One of the most extraordinary things about this Second Symphony is that in it Casella, a dedicated Mahler fan who helped materially in the dissemination of the older composer’s music, could produce a work at once obviously influenced by Mahler and yet utterly different in musical substance.
Mahler’s symphonies, when he came to write them, would be notable for the crisp, almost bare clarity of their textures, and for the frequent passages of chamber-musical scoring that coexist alongside their more massive elements. Casella’s Symphony No. 2 is a work massive in scoring almost all the way through, and its textures are at an opposite, far more richly saturated, and more pervasively chromatic extreme from Mahler’s.
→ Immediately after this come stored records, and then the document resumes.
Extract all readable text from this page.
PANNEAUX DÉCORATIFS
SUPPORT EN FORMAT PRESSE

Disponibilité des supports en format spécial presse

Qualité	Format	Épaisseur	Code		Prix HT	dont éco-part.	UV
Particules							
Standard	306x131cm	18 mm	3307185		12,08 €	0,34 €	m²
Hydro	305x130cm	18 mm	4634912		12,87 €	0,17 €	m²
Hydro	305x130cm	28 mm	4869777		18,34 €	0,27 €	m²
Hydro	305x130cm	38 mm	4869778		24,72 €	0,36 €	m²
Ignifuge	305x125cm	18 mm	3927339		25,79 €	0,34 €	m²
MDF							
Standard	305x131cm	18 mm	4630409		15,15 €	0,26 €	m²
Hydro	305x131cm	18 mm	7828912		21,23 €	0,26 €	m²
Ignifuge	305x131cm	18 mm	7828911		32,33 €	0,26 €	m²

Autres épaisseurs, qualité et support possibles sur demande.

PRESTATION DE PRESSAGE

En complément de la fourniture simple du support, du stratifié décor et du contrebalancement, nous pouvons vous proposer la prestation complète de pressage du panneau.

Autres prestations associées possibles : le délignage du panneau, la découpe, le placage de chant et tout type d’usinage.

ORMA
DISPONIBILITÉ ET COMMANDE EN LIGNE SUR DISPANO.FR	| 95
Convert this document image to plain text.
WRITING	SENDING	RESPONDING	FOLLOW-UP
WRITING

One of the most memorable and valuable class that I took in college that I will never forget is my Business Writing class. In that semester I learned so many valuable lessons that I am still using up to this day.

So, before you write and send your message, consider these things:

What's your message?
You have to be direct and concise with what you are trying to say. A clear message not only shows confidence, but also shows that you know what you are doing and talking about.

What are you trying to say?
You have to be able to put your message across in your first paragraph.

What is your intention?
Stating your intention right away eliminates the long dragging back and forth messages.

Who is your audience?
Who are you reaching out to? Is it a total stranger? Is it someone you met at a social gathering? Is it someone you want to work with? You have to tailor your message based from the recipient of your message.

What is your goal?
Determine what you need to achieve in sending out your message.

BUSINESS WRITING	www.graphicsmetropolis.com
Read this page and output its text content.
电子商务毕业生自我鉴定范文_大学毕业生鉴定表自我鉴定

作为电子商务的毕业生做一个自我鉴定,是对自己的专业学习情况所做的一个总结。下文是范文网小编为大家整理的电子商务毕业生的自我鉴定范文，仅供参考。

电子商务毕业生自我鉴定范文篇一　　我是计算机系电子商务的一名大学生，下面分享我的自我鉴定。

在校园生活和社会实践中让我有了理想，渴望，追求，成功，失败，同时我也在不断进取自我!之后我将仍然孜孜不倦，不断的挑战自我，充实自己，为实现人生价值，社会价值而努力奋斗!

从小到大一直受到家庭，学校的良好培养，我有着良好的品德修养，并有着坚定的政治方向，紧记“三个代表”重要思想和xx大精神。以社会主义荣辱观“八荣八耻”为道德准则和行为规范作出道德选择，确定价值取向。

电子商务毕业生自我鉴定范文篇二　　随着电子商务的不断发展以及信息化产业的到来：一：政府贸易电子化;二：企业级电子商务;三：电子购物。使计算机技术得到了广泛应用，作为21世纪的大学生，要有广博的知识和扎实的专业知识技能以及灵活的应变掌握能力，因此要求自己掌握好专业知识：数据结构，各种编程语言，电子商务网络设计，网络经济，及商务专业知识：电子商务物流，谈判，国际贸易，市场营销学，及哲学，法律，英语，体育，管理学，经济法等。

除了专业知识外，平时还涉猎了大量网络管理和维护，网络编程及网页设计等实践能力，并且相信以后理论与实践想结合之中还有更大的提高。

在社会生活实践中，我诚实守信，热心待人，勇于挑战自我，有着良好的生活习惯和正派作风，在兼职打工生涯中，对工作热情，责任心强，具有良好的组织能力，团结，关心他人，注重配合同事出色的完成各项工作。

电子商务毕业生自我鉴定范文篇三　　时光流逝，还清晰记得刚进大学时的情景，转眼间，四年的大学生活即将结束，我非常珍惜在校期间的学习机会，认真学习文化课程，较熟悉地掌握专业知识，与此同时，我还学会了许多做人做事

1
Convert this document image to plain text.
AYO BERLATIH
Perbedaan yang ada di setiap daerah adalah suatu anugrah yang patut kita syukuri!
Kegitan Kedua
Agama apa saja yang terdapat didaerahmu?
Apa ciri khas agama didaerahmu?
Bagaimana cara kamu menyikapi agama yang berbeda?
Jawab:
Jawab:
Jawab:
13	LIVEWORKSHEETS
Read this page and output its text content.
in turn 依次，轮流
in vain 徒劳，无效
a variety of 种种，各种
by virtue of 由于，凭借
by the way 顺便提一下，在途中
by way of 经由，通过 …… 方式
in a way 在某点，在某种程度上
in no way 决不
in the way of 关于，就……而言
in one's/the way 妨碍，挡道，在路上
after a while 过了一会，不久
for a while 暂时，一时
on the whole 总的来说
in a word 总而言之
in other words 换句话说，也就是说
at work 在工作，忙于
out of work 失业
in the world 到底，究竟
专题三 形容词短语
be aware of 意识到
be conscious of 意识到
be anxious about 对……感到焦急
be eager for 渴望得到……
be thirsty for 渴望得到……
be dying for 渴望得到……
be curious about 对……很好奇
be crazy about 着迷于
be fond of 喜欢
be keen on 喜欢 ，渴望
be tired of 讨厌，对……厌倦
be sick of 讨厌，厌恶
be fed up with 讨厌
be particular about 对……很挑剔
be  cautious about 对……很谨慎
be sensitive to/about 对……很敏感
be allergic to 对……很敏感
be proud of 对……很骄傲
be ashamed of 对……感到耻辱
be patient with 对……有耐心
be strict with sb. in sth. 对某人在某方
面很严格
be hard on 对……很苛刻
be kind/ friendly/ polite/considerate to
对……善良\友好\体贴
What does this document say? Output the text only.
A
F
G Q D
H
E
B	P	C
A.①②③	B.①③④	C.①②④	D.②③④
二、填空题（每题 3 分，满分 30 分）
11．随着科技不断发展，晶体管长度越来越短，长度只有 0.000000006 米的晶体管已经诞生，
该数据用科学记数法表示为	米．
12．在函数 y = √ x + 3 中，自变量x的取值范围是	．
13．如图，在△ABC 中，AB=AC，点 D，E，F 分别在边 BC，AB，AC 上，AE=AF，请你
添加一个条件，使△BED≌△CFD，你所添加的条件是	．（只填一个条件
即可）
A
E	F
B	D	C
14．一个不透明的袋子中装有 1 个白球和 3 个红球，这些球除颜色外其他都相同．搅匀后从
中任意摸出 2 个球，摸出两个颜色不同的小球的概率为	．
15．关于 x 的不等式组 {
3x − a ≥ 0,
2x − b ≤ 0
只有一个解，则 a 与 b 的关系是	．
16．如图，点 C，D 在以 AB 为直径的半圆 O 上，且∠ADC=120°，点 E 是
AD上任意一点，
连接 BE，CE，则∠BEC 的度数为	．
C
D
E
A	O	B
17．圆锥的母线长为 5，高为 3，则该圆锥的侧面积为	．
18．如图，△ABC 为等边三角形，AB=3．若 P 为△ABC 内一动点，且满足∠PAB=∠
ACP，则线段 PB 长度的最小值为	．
Laid out in four well contrasted and never over-extended movements, the symphony begins amid ominous bell sounds, and, after covering a wide expressive range from the meditative to the exuberant, ends some fifty minutes later in a huge, gradually swelling Epilogue, scored with extraordinary skill for full orchestra underpinned by the deep tones–and vibrations–of the organ. I cannot imagine a finer performance than the one Noseda drew from the Philadelphia Orchestra. His totally committed and wonderfully eloquent conducting, now with admirably free and independent use of the left hand, swept away the small reservations I have expressed in previous reviews. This was very clearly the master conductor that the musicians so much respect and enjoy playing for.
The symphony was so emphatically the high point of the evening as to throw wholly in the shade a competent but relatively unsparkling performance of Rachmaninoff’s Paganini Rhapsody with Simon Trpčeski at the piano, and a rather stiff account of Rossini’s Gazza ladra overture in which, unless you were specifically listening for it, one of the composer’s cutest orchestral jokes would have gone for nothing, since the surprise delayed horn chords it depends on were balanced too softly to make their effect.
And where has Alfredo Casella been all your life? Well, I ordered Noseda’s CD of the symphony the morning after the concert. If you would like to share my sense of delighted revelation, go and do likewise.
Bernard Jacobson
P.S. It occurs to me to wonder whether anything of significance can be inferred from the way a conductor’s baton arrives on stage. From the public’s point of view, as Sir Adrian Boult pointed out, the performance begins not with the first note of the music but with the conductor’s first steps onto the platform. No one who saw Carlo Maria Giulini conduct can ever forget, surely, the frisson of esoteric mystery created when he emerged from the wings with that long baton held gravely in front of him at a 45-degree angle. Noseda, like many of his colleagues, has the orchestra librarian bring the stick on with the scores and put on the desk for him to pick up, which seems somehow more prosaic. For that matter, the inveterately self-effacing Hans Rosbaud’s entrance was often striking in a more informal way. At the Concertgebouw in Amsterdam, he would eschew the long staircase by which conductors and soloists usually descend to the stage–a dozen and more steps that I know from experience are highly nerve-wracking–and appear unobtrusively from a side door with the scores for the evening held firmly under his arm. The audience would think he was just a functionary until he turned toward them and bowed.